Il y a quelques semaines, j'ai publié une vidéo de Yuri Bezmenov sur la manipulation de l'opinion. Ce dernier estimait que pour changer la mentalité d'un pays, il fallait utiliser les enseignants, mais aussi les créateurs. Le cinéma en fait partie. Et force est de reconnaître que Hollywood, à forte majorité démocrate, a grandement contribué à modifier la pensée américaine.
Je ne parle pas là des cinéastes ultra gauchistes comme Michael Moore. Si on fait exception de Farenlies 9/11, ses films n'ont pas obtenu une audience pharamineuse. Je parle d'un sentiment bien plus diffus, discret, qui applique à la lettre la doctrine "Avançons masqué".
Un petit exemple. En 2007 sortent deux films très différents. A la croisée des mondes et Transformers. Chaque film est prévu pour être le point de départ d'une trilogie. Tous deux sont issus d'un univers déjà connu : le livre de Philipp Pulman pour La croisée, les jouets Hasbro pour Transformers.
Les deux films disposent d'un gros budget (200 millions pour La croisée, 150 pour Transformers), d'une sortie mondiale, mais au final, les robots de Michael Bay vont laminer les aventures de Lyra, à tel point que les deux suites prévues pour La croisée ne verront jamais le jour.
Aux Oscars 2008, A la croisée des mondes prend sa revanche en obtenant l'Oscar des effets visuels au nez et à la barbe de Transformers, pourtant largement plus novateur. La critique, qui a descendu en flamme le film de Bay, ne tarit pas d'éloge sur celui de Chris Weitz et ne comprend pas pourquoi le public est allé voir les robots géants.
Pour comprendre, il faut donc regarder de très près l'idéologie des deux films. Transformers, sous son aspect blockbusters décérébrés, célèbrent les valeurs traditionnelles de l'Amérique : le courage, l'abnégation, le sens du sacrifice, la famille et l'amour. Il affirme aussi la valeur de l'armée américaine et le bien fondé de son engagement en Irak. Michael Bay a toujours eu d'excellents rapports avec l'armée. Celle-ci lui prête volontiers son concours à partir du moment où il la montre sous un bon jour. Le film est donc pro-militariste et ne s'embarasse pas de fioritures. A travers la guerre entre Autobots et Decepticon, Bay film surtout une alliance entre militaires américains et robots extra-terrestres contre une menace multiformes qui se fond dans la masse. Le 2e épisode ira bien plus loin dans ce concept.
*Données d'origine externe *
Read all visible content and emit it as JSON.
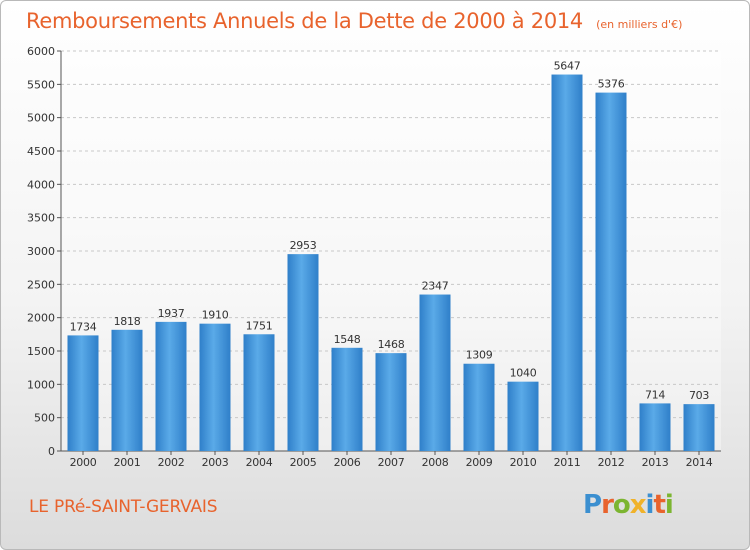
{
  "chart_data": {
    "type": "bar",
    "title": "Remboursements Annuels de la Dette de 2000 à 2014",
    "subtitle": "(en milliers d'€)",
    "categories": [
      "2000",
      "2001",
      "2002",
      "2003",
      "2004",
      "2005",
      "2006",
      "2007",
      "2008",
      "2009",
      "2010",
      "2011",
      "2012",
      "2013",
      "2014"
    ],
    "values": [
      1734,
      1818,
      1937,
      1910,
      1751,
      2953,
      1548,
      1468,
      2347,
      1309,
      1040,
      5647,
      5376,
      714,
      703
    ],
    "ylim": [
      0,
      6000
    ],
    "yticks": [
      0,
      500,
      1000,
      1500,
      2000,
      2500,
      3000,
      3500,
      4000,
      4500,
      5000,
      5500,
      6000
    ],
    "grid": true,
    "bar_color": "#3d8fd8",
    "title_color": "#e8632d"
  },
  "footer": {
    "town": "LE PRé-SAINT-GERVAIS",
    "brand": "Proxiti",
    "brand_letters": [
      {
        "ch": "P",
        "color": "#3b8fd0"
      },
      {
        "ch": "r",
        "color": "#e8632d"
      },
      {
        "ch": "o",
        "color": "#7cb531"
      },
      {
        "ch": "x",
        "color": "#f0b22a"
      },
      {
        "ch": "i",
        "color": "#3b8fd0"
      },
      {
        "ch": "t",
        "color": "#e8632d"
      },
      {
        "ch": "i",
        "color": "#7cb531"
      }
    ]
  }
}
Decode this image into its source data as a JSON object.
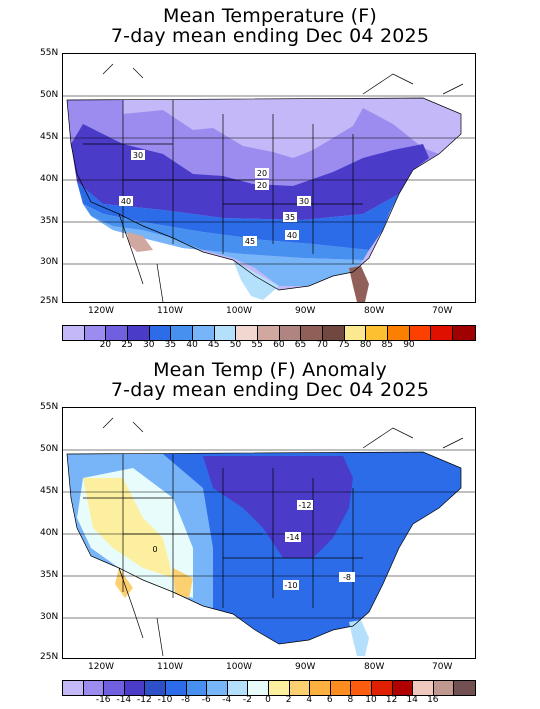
{
  "maps": [
    {
      "title_line1": "Mean Temperature (F)",
      "title_line2": "7-day mean ending Dec 04 2025",
      "lat_labels": [
        "55N",
        "50N",
        "45N",
        "40N",
        "35N",
        "30N",
        "25N"
      ],
      "lon_labels": [
        "120W",
        "110W",
        "100W",
        "90W",
        "80W",
        "70W"
      ],
      "colorbar": {
        "colors": [
          "#c4b8f8",
          "#9c8cf0",
          "#7060e0",
          "#4a3cc8",
          "#2c6ce8",
          "#4890f0",
          "#78b4f8",
          "#b4e0fc",
          "#f0d8d0",
          "#d0a8a0",
          "#b08480",
          "#906058",
          "#704840",
          "#fce890",
          "#fcc030",
          "#fc8000",
          "#fc4000",
          "#e01000",
          "#a00000"
        ],
        "labels": [
          "20",
          "25",
          "30",
          "35",
          "40",
          "45",
          "50",
          "55",
          "60",
          "65",
          "70",
          "75",
          "80",
          "85",
          "90"
        ]
      },
      "contour_labels": [
        "30",
        "20",
        "20",
        "30",
        "40",
        "35",
        "40",
        "45"
      ]
    },
    {
      "title_line1": "Mean Temp (F) Anomaly",
      "title_line2": "7-day mean ending Dec 04 2025",
      "lat_labels": [
        "55N",
        "50N",
        "45N",
        "40N",
        "35N",
        "30N",
        "25N"
      ],
      "lon_labels": [
        "120W",
        "110W",
        "100W",
        "90W",
        "80W",
        "70W"
      ],
      "colorbar": {
        "colors": [
          "#c4b8f8",
          "#9c8cf0",
          "#7060e0",
          "#4a3cc8",
          "#2c50c8",
          "#2c6ce8",
          "#4890f0",
          "#78b4f8",
          "#b4e0fc",
          "#e8fcfc",
          "#fcf0a0",
          "#fcd070",
          "#fcb040",
          "#fc8c20",
          "#fc5c10",
          "#e02000",
          "#b00000",
          "#f0c8c0",
          "#c09890",
          "#705050"
        ],
        "labels": [
          "-16",
          "-14",
          "-12",
          "-10",
          "-8",
          "-6",
          "-4",
          "-2",
          "0",
          "2",
          "4",
          "6",
          "8",
          "10",
          "12",
          "14",
          "16"
        ]
      },
      "contour_labels": [
        "-12",
        "-14",
        "-8",
        "-10",
        "0"
      ]
    }
  ]
}
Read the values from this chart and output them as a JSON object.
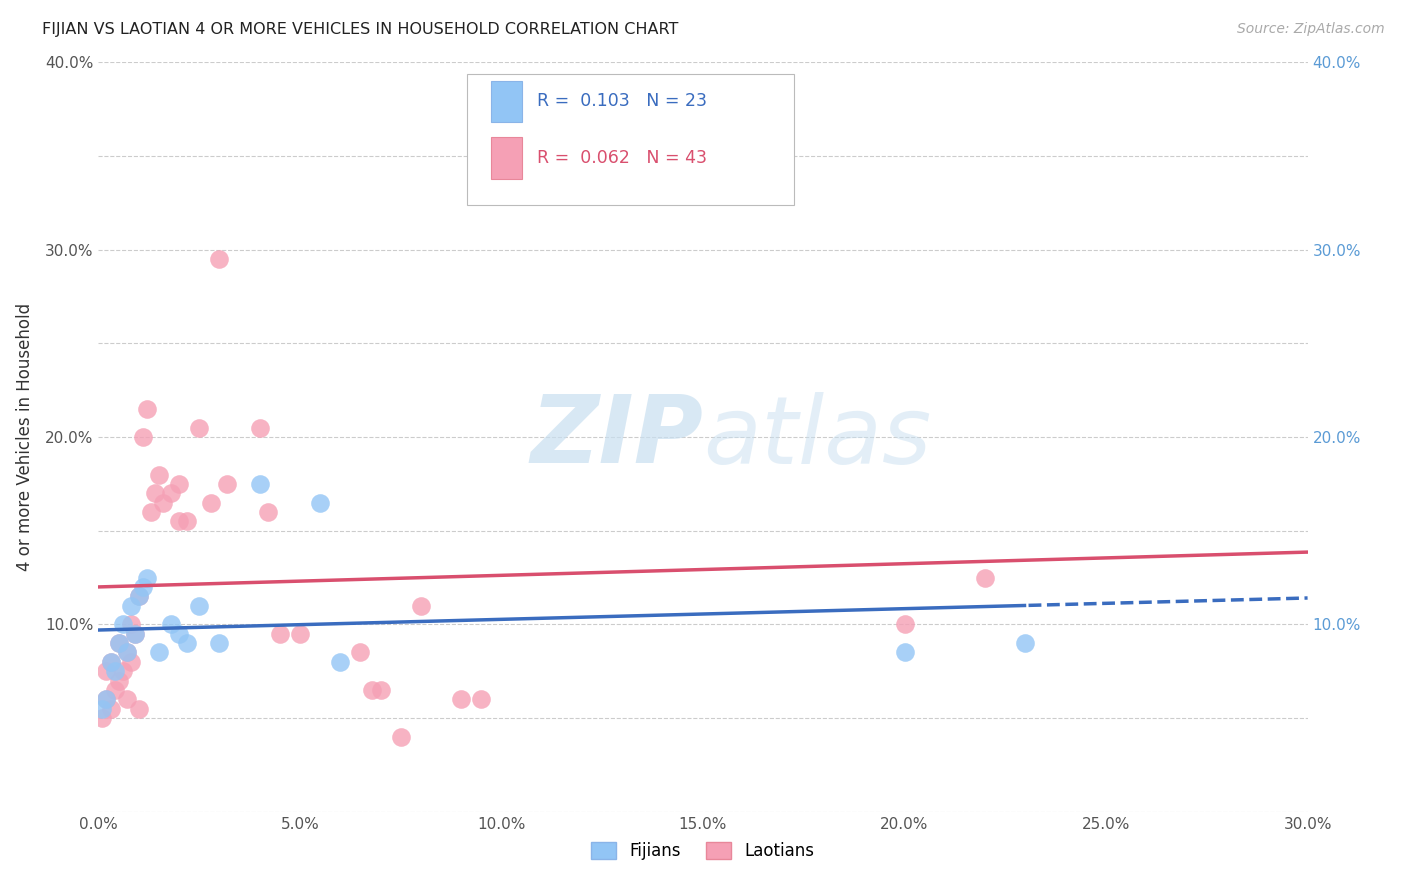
{
  "title": "FIJIAN VS LAOTIAN 4 OR MORE VEHICLES IN HOUSEHOLD CORRELATION CHART",
  "source": "Source: ZipAtlas.com",
  "ylabel": "4 or more Vehicles in Household",
  "legend_label1": "Fijians",
  "legend_label2": "Laotians",
  "r1": 0.103,
  "n1": 23,
  "r2": 0.062,
  "n2": 43,
  "xlim": [
    0.0,
    0.3
  ],
  "ylim": [
    0.0,
    0.4
  ],
  "color_fijian": "#92c5f5",
  "color_laotian": "#f5a0b5",
  "line_color_fijian": "#3a6cbf",
  "line_color_laotian": "#d94f6e",
  "watermark_zip": "ZIP",
  "watermark_atlas": "atlas",
  "background_color": "#ffffff",
  "fijian_x": [
    0.001,
    0.002,
    0.003,
    0.004,
    0.005,
    0.006,
    0.007,
    0.008,
    0.009,
    0.01,
    0.011,
    0.012,
    0.015,
    0.018,
    0.02,
    0.022,
    0.025,
    0.03,
    0.04,
    0.055,
    0.06,
    0.2,
    0.23
  ],
  "fijian_y": [
    0.055,
    0.06,
    0.08,
    0.075,
    0.09,
    0.1,
    0.085,
    0.11,
    0.095,
    0.115,
    0.12,
    0.125,
    0.085,
    0.1,
    0.095,
    0.09,
    0.11,
    0.09,
    0.175,
    0.165,
    0.08,
    0.085,
    0.09
  ],
  "laotian_x": [
    0.001,
    0.002,
    0.002,
    0.003,
    0.003,
    0.004,
    0.005,
    0.005,
    0.006,
    0.007,
    0.007,
    0.008,
    0.008,
    0.009,
    0.01,
    0.01,
    0.011,
    0.012,
    0.013,
    0.014,
    0.015,
    0.016,
    0.018,
    0.02,
    0.02,
    0.022,
    0.025,
    0.028,
    0.03,
    0.032,
    0.04,
    0.042,
    0.045,
    0.05,
    0.065,
    0.068,
    0.07,
    0.075,
    0.08,
    0.09,
    0.095,
    0.2,
    0.22
  ],
  "laotian_y": [
    0.05,
    0.06,
    0.075,
    0.055,
    0.08,
    0.065,
    0.07,
    0.09,
    0.075,
    0.06,
    0.085,
    0.08,
    0.1,
    0.095,
    0.115,
    0.055,
    0.2,
    0.215,
    0.16,
    0.17,
    0.18,
    0.165,
    0.17,
    0.155,
    0.175,
    0.155,
    0.205,
    0.165,
    0.295,
    0.175,
    0.205,
    0.16,
    0.095,
    0.095,
    0.085,
    0.065,
    0.065,
    0.04,
    0.11,
    0.06,
    0.06,
    0.1,
    0.125
  ]
}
A l'inverse, A la croisée des mondes , même s'il met de l'eau dans son vin par rapport aux livres, est une critique acerbe d'une société où la religion est puissante. Lyra n'hésite pas à bafouer l'autorité, y compris celle de ses parents. Les forces de l'autorité sont ici montrées comme des forces d'oppression et non pas des forces amenant la liberté. Le danger vient clairement du dogme religieux et l'athéisme est montré comme une force bienveillante, capable de ramener la paix dans les coeurs, alors que la religion de ce monde n'engendre que sectarisme et intolérance. Enfin, si dans Transformers, la famille est très "classique" (un couple marié, un enfant, un chien !), ici Lyra est le symbole d'une vision plus "moderne" d'une famille éclatée et séparée.
Deux visions donc de l'Amérique qui s'oppose. Mais au final, malgré le succès de Transformers, c'est bien A la croisée des mondes qui est censé resté dans la longue histoire du cinéma américain. Les récompenses aux Oscars sonnent peut être comme des hochets de rattrapage, mais à travers cet exemple, le tout Hollywood (y compris les journalistes) montre clairement sa vision de la société et influence petit à petit le public en introduisant, via des spectacles que l'on pourrait croire légers, une modification de la mentalité.
Je reviendrais sur ce point régulièrement sur le blog.